Regulus Therapeutics files for $58M IPO

Regulus Therapeutics capped a busy week of deal-making with a proposed initial public offering of $57.5 million, which the biotech would use in part to fund work on its pipeline of microRNA drugs now in pre-clinical development for cancer, hepatitis C, cardiovascular and fibrotic diseases.

San Diego-based Regulus, formed in 2007 with assets from gene-silencing specialists Alnylam Pharmaceuticals ($ALNY) and Isis Pharmaceuticals ($ISIS), hits the IPO trail with major drug-research alliances with GlaxoSmithKline ($GSK), Sanofi ($SNY) and AstraZeneca ($AZN). (Biogen Idec ($BIIB) tapped Regulus in a deal revealed this week to find markers for multiple sclerosis, not new drugs.) Those founding drug developers and pharma partners helped Regulus raise a total of $106.6 million in upfront deal fees and other funding rounds, according to the biotech's S-1 filed with the SEC on Friday. It has applied to list its shares on the Nasdaq Global Market under the symbol "RGLS."

Biotechs have had mixed results in completing IPOs this year; many companies have had to dramatically reduce their offering amounts to get their deals done. Others have had to wait until they had late-stage programs in their pipelines to attract public investor interest. Regulus is likely years away from testing one of its microRNA-targeting drugs on humans, yet the developer already has non-binding commitments from Sanofi to buy up to $10 million of its common stock at the offering price and both GSK and Isis have shown similar interest in each grabbing up to $2 million at the public offering price. Those players could buy nearly a quarter of the shares in the IPO.

Plus, AstraZeneca has agreed to purchase $25 million in Regulus' common stock at the public offering price in a separate private placement, concurrent with Regulus wrapping up the IPO, according to the regulatory filing. This week Regulus announced that AstraZeneca would collaborate with the biotech on microRNA-targeting drugs for cardiovascular disease with a lead program focused on atherosclerosis.  

Regulus is researching nucleic acid-based therapies, called anti-miRs that target microRNAs, in hopes of returning diseased cells to a healthy state, and the company believes that its platform could be applied to many different diseases. In 2014, the company aims to file its first investigational new drug (IND) applications with the FDA.

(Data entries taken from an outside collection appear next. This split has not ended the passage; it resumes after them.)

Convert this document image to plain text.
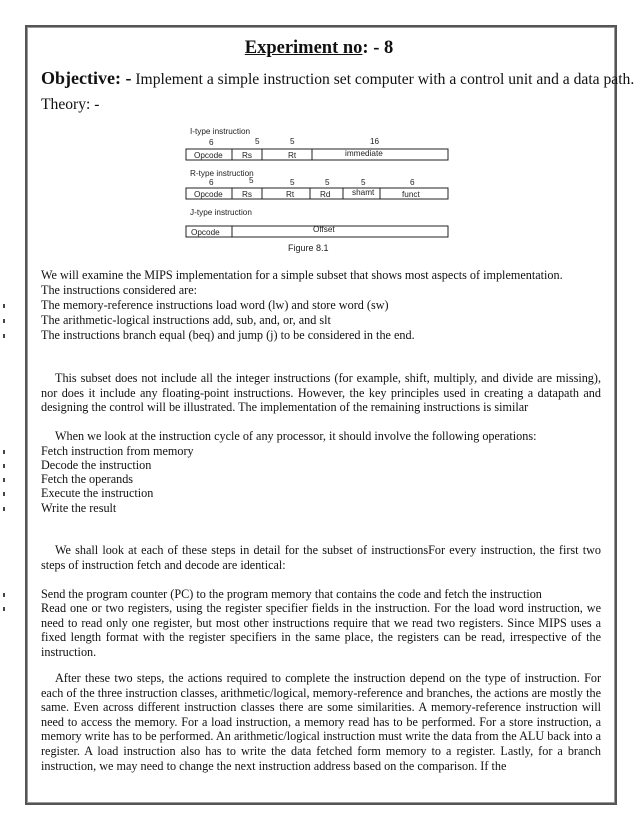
Experiment no: - 8
Objective: - Implement a simple instruction set computer with a control unit and a data path.
Theory: -
I-type instruction
6	5	5	16
Opcode Rs	Rt	immediate
R-type instruction
6	5	5	5	5	6
Opcode Rs	Rt	Rd	shamt	funct
J-type instruction
Opcode	Offset
Figure 8.1
We will examine the MIPS implementation for a simple subset that shows most aspects of implementation.
The instructions considered are:
The memory-reference instructions load word (lw) and store word (sw)
The arithmetic-logical instructions add, sub, and, or, and slt
The instructions branch equal (beq) and jump (j) to be considered in the end.
This subset does not include all the integer instructions (for example, shift, multiply, and divide are missing), nor does it include any floating-point instructions. However, the key principles used in creating a datapath and designing the control will be illustrated. The implementation of the remaining instructions is similar
When we look at the instruction cycle of any processor, it should involve the following operations:
Fetch instruction from memory
Decode the instruction
Fetch the operands
Execute the instruction
Write the result
We shall look at each of these steps in detail for the subset of instructionsFor every instruction, the first two steps of instruction fetch and decode are identical:
Send the program counter (PC) to the program memory that contains the code and fetch the instruction
Read one or two registers, using the register specifier fields in the instruction. For the load word instruction, we need to read only one register, but most other instructions require that we read two registers. Since MIPS uses a fixed length format with the register specifiers in the same place, the registers can be read, irrespective of the instruction.
After these two steps, the actions required to complete the instruction depend on the type of instruction. For each of the three instruction classes, arithmetic/logical, memory-reference and branches, the actions are mostly the same. Even across different instruction classes there are some similarities. A memory-reference instruction will need to access the memory. For a load instruction, a memory read has to be performed. For a store instruction, a memory write has to be performed. An arithmetic/logical instruction must write the data from the ALU back into a register. A load instruction also has to write the data fetched form memory to a register. Lastly, for a branch instruction, we may need to change the next instruction address based on the comparison. If the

Regulus' pharma alliances involve a total of $1.7 billion in potential milestone payments, but half of that money would depend on the commercialization of drugs involved in the deals. So most of those biobucks are years away from reach, and, as with most biotechs, the company is very much a bet on the future. And RNA drug development has been a roller coaster ride for investors over the past decade, with some setbacks in recent years, such as Roche's ($RHHBY) exit from RNAi drug research in 2010 and rounds of layoffs at Alnylam.